Я понял, что если сейчас не попрошу его о помощи, то завтра окажусь рядом с Томасом.
— Я не могу ждать, господин Шеффилд, я боюсь, что меня отвезут в больницу, а мне нельзя туда попадать, это станет моим концом. Я очень плохо себя чувствую.
— Ну, хорошо, — неохотно согласился он, — подойдите к зданию Супермаркета X*** и ждите там. Я приеду на машине, часа через четыре, никуда не уходите.
Я отдал телефон моему благодетелю, а он коротко пожелал мне удачи.
Ожидание у супермаркета было настоящей пыткой.

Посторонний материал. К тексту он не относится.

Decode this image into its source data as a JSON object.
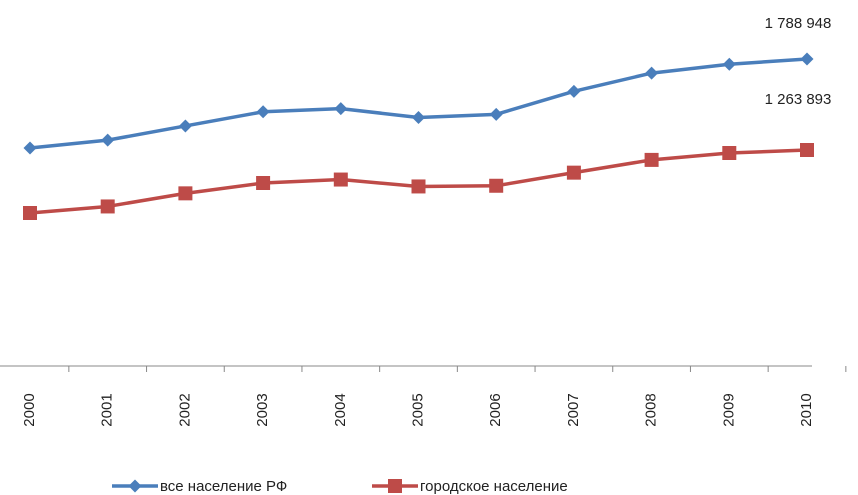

Я чувствовал, как заболеваю все сильнее, голова горела, и я едва мог держаться на ногах, сесть на ступеньки я опасался, чтобы не привлекать к себе внимания. Пошел дождь, мне казалось, что скоро я все-таки умру. Но Шеффилд приехал. Он вышел из машины и подбежал ко мне, несмотря на все свое отвратительное самочувствие, я с некоторым удовлетворением проконстатировал, что ему не безразлично мое существование на этом свете. Уж не знаю почему, но лицо у него было взволнованное. Мы сели в машину и поехали к нему. Я попросил его не вызывать врача.
— С чего вы взяли, мой друг, что я собираюсь вызывать вам врача. Я и сам в состоянии оказать куда более действенную помощь.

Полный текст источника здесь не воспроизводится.